28 ; Tekanan

1K 135 14
                                    

❤️Happy Reading❤️
.
.
.


“Kamu yakin nggak mau Papa antar?”

Pagi ini Arsen memutuskan untuk masuk sekolah bersama Cleon. Ia lelah mendapat bermacam pertanyaan dari orang-orang dekatnya tentang alasan ia absen kemarin. Padahal sudah jelas-jelas Tia maupun Elan memberi tahu bahwa dirinya sakit, tetapi mereka tak mau langsung menerima mentah-mentah alasan itu dan meneror Arsen dengan bermacam pertanyaan.

“Nggak usah, Pa. Cleon ‘kan juga temen sekelasku, dia bawa mobil juga, hari ini biar aku berangkat bareng dia. Besok juga aku udah bisa naik motor sendiri,” tolak bocah jangkung itu sembari menyisir rambutnya dengan jemari tangan.

Di sampingnya, Cleon tersenyum kikuk ketika mendapat tatapan penuh selidik dari Elan. Pria ini seakan mengerti seberapa bahayanya Cleon sehingga dia selalu memasang tampang was-was ketika putranya berdekatan dengan pemuda itu.

“Kalau gitu terserah kamu, nanti pas pulang bisa hubungi Papa atau Mama. Biar salah satu bisa jemput,” pungkas Elan tak bisa memaksakan kehendak.

Arsen menggeleng cepat. “Nggak usah. Nanti aku naik ojol aja, ribet amat pakai dijemput. Kenangan terakhir dijemput sama Papa, tuh, memalukan.”

Mendengar penuturan itu, Elan tertawa renyah. Dia tidak menyangka Arsen akan sangat malu ketika ia memanjakannya.

“Ya sudah, kalau gitu terserah, deh. Yang penting pulang selamat.” Tia datang melerai.

Wanita itu kemudian bangkit dan mengantar dia bocah berseragam SMA itu keluar dari rumah menuju halaman di mana mobil Cleon terparkir.

“Belajar yang rajin, ya. Bolosnya dikurangin, sebentar lagi kamu kelas tiga, loh,” pesan sang ibu sebelum Arsen memasuki kendaraan roda empat milik Cleon.

“Iya, Ma. Aku 'kan udah nggak nakal lagi sejak kelas satu,” ujar Arsen melontarkan pembelaan.

Dari kursi kemudi Cleon berkata, “Tante, kita berangkat dulu, ya? Terima kasih udah izinin saya nginep di sini.”

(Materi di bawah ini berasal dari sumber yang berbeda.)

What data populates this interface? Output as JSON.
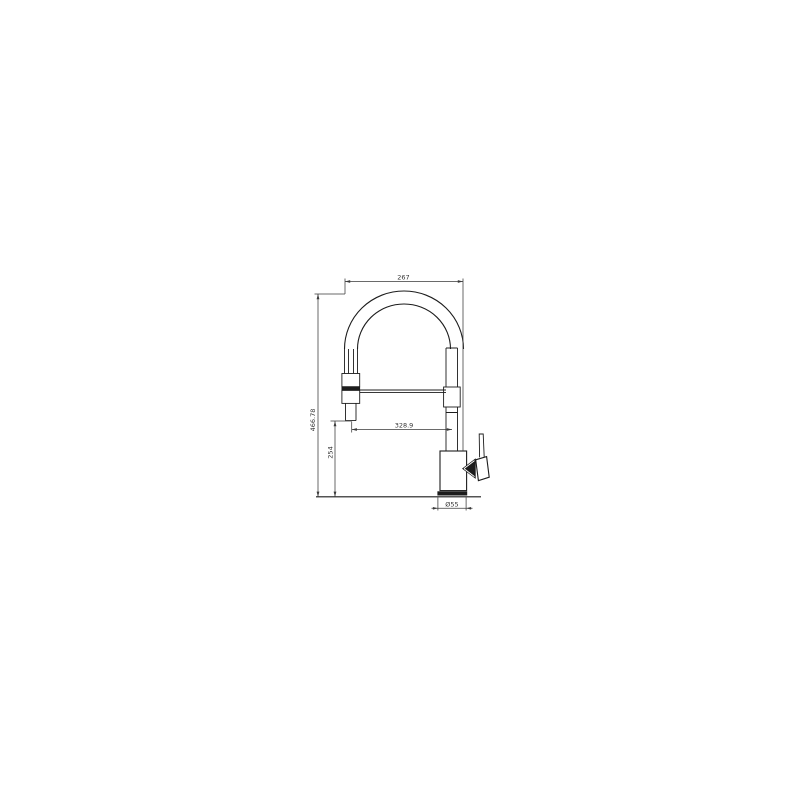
{
  "page": {
    "background": "#ffffff"
  },
  "drawing": {
    "subject": "pull-down kitchen faucet with spring spout, front elevation technical drawing",
    "line_color": "#1c1c1c",
    "dimension_color": "#3a3a3a",
    "labels": {
      "overall_width": "267",
      "overall_height": "466.78",
      "outlet_height": "254",
      "spout_reach": "328.9",
      "base_diameter": "Ø55"
    }
  }
}
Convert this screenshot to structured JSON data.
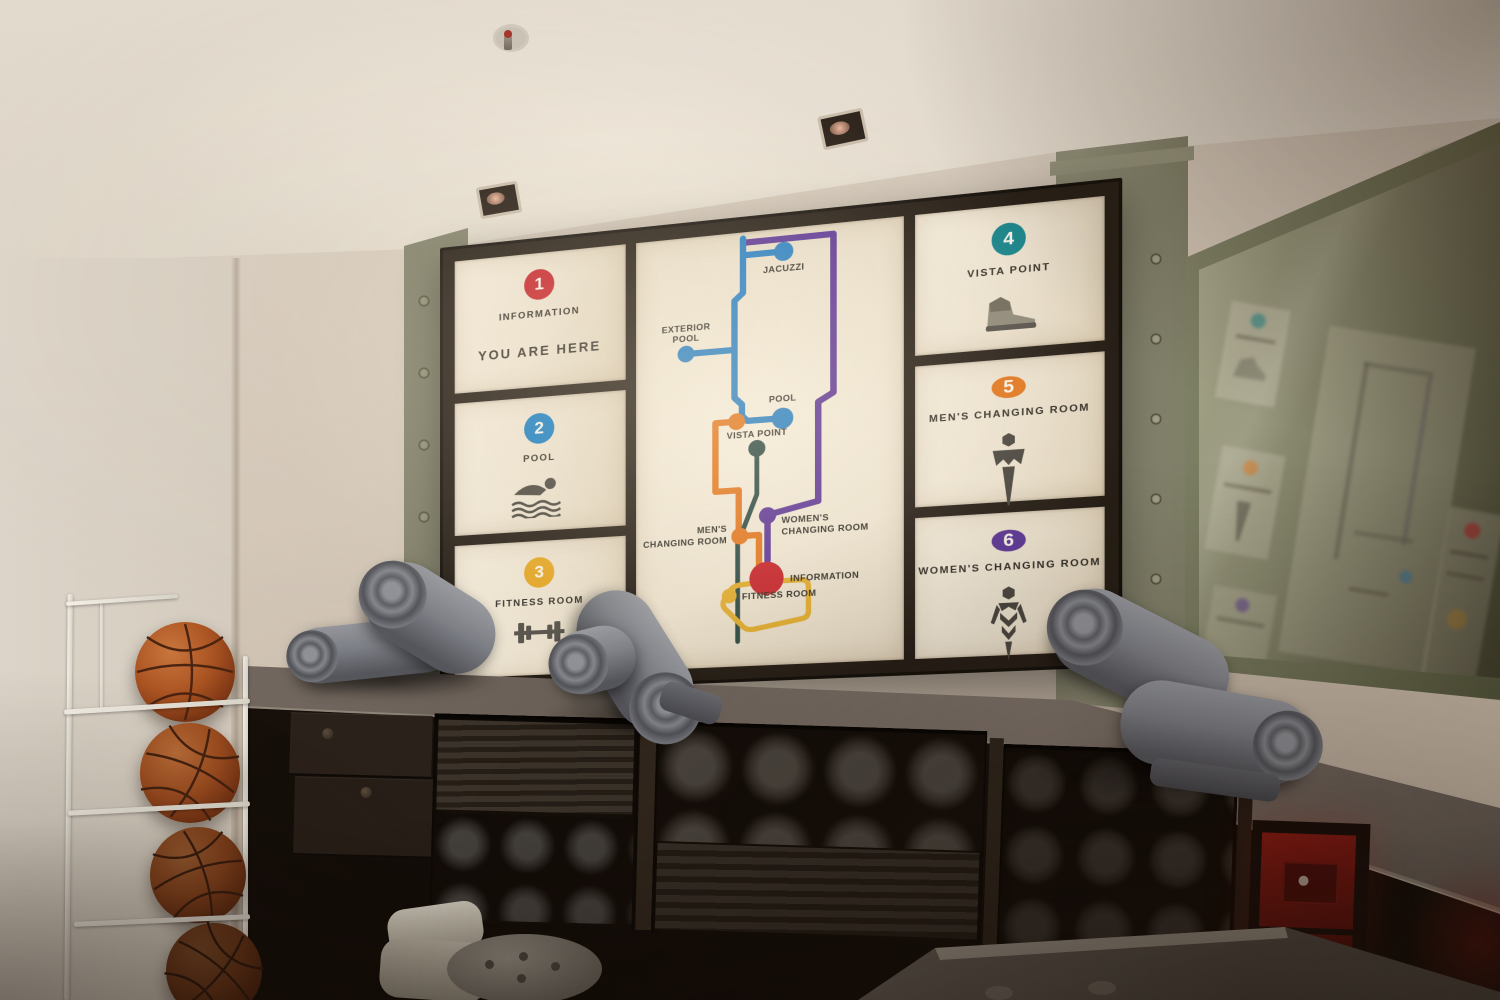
{
  "signboard": {
    "panels_left": [
      {
        "number": "1",
        "badge_color": "#c4242b",
        "label": "INFORMATION",
        "sublabel": "YOU ARE HERE"
      },
      {
        "number": "2",
        "badge_color": "#1a7dc0",
        "label": "POOL"
      },
      {
        "number": "3",
        "badge_color": "#e2a424",
        "label": "FITNESS ROOM"
      }
    ],
    "panels_right": [
      {
        "number": "4",
        "badge_color": "#17838a",
        "label": "VISTA POINT"
      },
      {
        "number": "5",
        "badge_color": "#e0761f",
        "label": "MEN'S CHANGING ROOM"
      },
      {
        "number": "6",
        "badge_color": "#5c3794",
        "label": "WOMEN'S CHANGING ROOM"
      }
    ],
    "map": {
      "labels": {
        "jacuzzi": "JACUZZI",
        "exterior_pool_line1": "EXTERIOR",
        "exterior_pool_line2": "POOL",
        "pool": "POOL",
        "vista_point": "VISTA POINT",
        "mens_line1": "MEN'S",
        "mens_line2": "CHANGING ROOM",
        "womens_line1": "WOMEN'S",
        "womens_line2": "CHANGING ROOM",
        "information": "INFORMATION",
        "fitness_room": "FITNESS ROOM"
      },
      "line_colors": {
        "blue": "#2a7fc1",
        "purple": "#5d3795",
        "orange": "#e0761f",
        "teal": "#2e4a44",
        "yellow": "#dfaa2e",
        "red": "#c4242b"
      }
    }
  },
  "room": {
    "basketball_count": 4,
    "towel_rolls_on_counter": 5
  }
}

Masih dengan senyum mengembang, Tia menanggapi ucapan Cleon, “Iya, sama-sama. Tante seneng kalau Arsen punya teman yang mau ajarin dia. Hati-hati di jalan ....”

Usai berbasa-basi, akhirnya mobil yang dikendarai Cleon keluar dari kediaman Arsen dan melaju membelah hiruk-pikuk di pagi hari. Kecanggungan kembali terjadi begitu hanya tersisa mereka berdua dalam satu ruang sempit itu.

“Orang tua lo selalu begitu?” Cleon adalah orang pertama yang membuka obrolan.

Arsen yang semula pura-pura memainkan ponsel lantas mendongak dan menatap Cleon dengan sedikit bingung.

“Maksudnya? Emang ada yang aneh sama ortu gue?”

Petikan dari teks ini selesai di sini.